Distilled from fermented sorghum, a bottle of maotai — the baijiu must be distilled in the town to use that name — from the distillery starts from 1,799 yuan, and could go up to 8 million yuan at auctions. First produced during the Qing Dynasty, maotai’s fortunes had been closely tied to the Communist Party, owing its success to the party’s founding elders. Mao used to drink it, and Zhou Enlai toasted Richard Nixon with maotai during the American president’s historic visit to China in 1972.

It continues to be served during state banquets at the Great Hall of the People in the Chinese capital, and had been the staple for official gift giving for decades. In recent years, the price of baijiu in general, and maotai in particular, has taken a hit from President Xi Jinping’s austerity drive among party cadres.

Moutai’s market value fell by half in 2013, a year after Xi’s rise to China’s presidency heralded in a crackdown on graft, and a campaign for austerity among party cadres and senior government staff. Tens of thousands of senior public servants and military officers fell from grace, often with public pictures of their symbols of ill-gotten wealth — including cases of Maotai — shown on state media.

Even Guizhou’s government, a controlling stakeholder in the publicly traded distillery, hadn’t been spared from banning its own product.

All liquor products, including those brought by individuals, would be banned from official functions throughout the province starting on September 1, according to an announcement last month by the Guizhou government.

Still, Maotai appears to have weathered the crackdown, with the price of baijiu in general rising in recent months amid hopes that the austerity drive may have run its course, with the upcoming Communist Party leadership selections this autumn.

Maotai has also diversified its customers, aiming it at ordinary citizens with a palate for baijiu, even as its sales as a form of gift giving has declined, said Sinolink’s Zhou.

The premium of Maotai’s brand in particular helped the company, doubling the price of its cheapest distillate to 1,799 yuan in less than a year. That’s boosted Maotai’s interim profit by 28 per cent to 11.25 billion yuan, while revenue jumped 40 per cent to 25.5 billion yuan during the first six months.

Other baijiu distillers have also fared well.
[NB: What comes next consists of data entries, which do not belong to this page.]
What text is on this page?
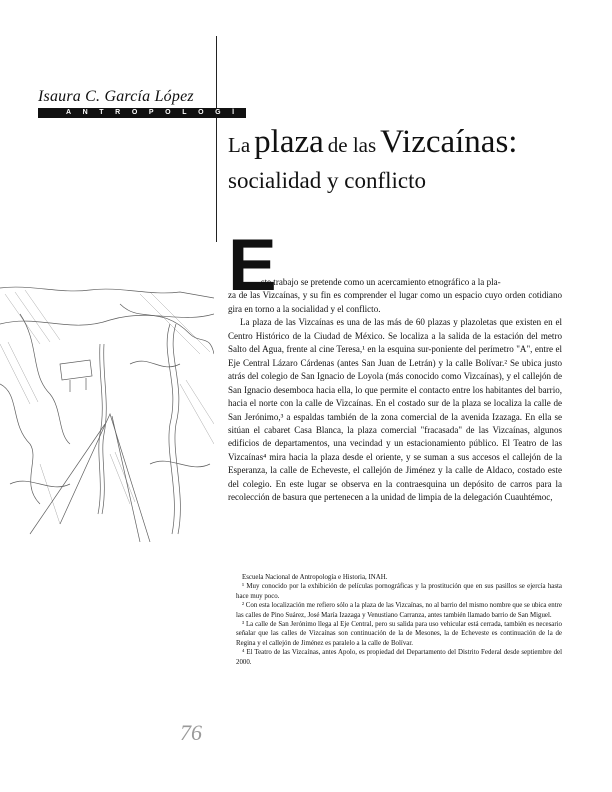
Isaura C. García López
ANTROPOLOGÍA
La plaza de las Vizcaínas:
socialidad y conflicto
E
ste trabajo se pretende como un acercamiento etnográfico a la pla-

za de las Vizcaínas, y su fin es comprender el lugar como un espacio cuyo orden cotidiano gira en torno a la socialidad y el conflicto.

La plaza de las Vizcaínas es una de las más de 60 plazas y plazoletas que existen en el Centro Histórico de la Ciudad de México. Se localiza a la salida de la estación del metro Salto del Agua, frente al cine Teresa,¹ en la esquina sur-poniente del perímetro "A", entre el Eje Central Lázaro Cárdenas (antes San Juan de Letrán) y la calle Bolívar.² Se ubica justo atrás del colegio de San Ignacio de Loyola (más conocido como Vizcaínas), y el callejón de San Ignacio desemboca hacia ella, lo que permite el contacto entre los habitantes del barrio, hacia el norte con la calle de Vizcaínas. En el costado sur de la plaza se localiza la calle de San Jerónimo,³ a espaldas también de la zona comercial de la avenida Izazaga. En ella se sitúan el cabaret Casa Blanca, la plaza comercial "fracasada" de las Vizcaínas, algunos edificios de departamentos, una vecindad y un estacionamiento público. El Teatro de las Vizcaínas⁴ mira hacia la plaza desde el oriente, y se suman a sus accesos el callejón de la Esperanza, la calle de Echeveste, el callejón de Jiménez y la calle de Aldaco, costado este del colegio. En este lugar se observa en la contraesquina un depósito de carros para la recolección de basura que pertenecen a la unidad de limpia de la delegación Cuauhtémoc,

Escuela Nacional de Antropología e Historia, INAH.

¹ Muy conocido por la exhibición de películas pornográficas y la prostitución que en sus pasillos se ejercía hasta hace muy poco.

² Con esta localización me refiero sólo a la plaza de las Vizcaínas, no al barrio del mismo nombre que se ubica entre las calles de Pino Suárez, José María Izazaga y Venustiano Carranza, antes también llamado barrio de San Miguel.

³ La calle de San Jerónimo llega al Eje Central, pero su salida para uso vehicular está cerrada, también es necesario señalar que las calles de Vizcaínas son continuación de la de Mesones, la de Echeveste es continuación de la de Regina y el callejón de Jiménez es paralelo a la calle de Bolívar.

⁴ El Teatro de las Vizcaínas, antes Apolo, es propiedad del Departamento del Distrito Federal desde septiembre del 2000.

76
Sichuan Swellfun, which operates a distillery that traces its roots to the end of the Mongols’ 14th century rule over China, reported a 26 per cent increase in interim profit, while Jiugui Liquor’s net profit more than doubled in the first half.

“Chinese people’s rising nationalism has also helped with the situation,” said Louis Tse Ming-kwong, director of VC Brokerage, “Now they have shifted their consuming focus to domestic brands.”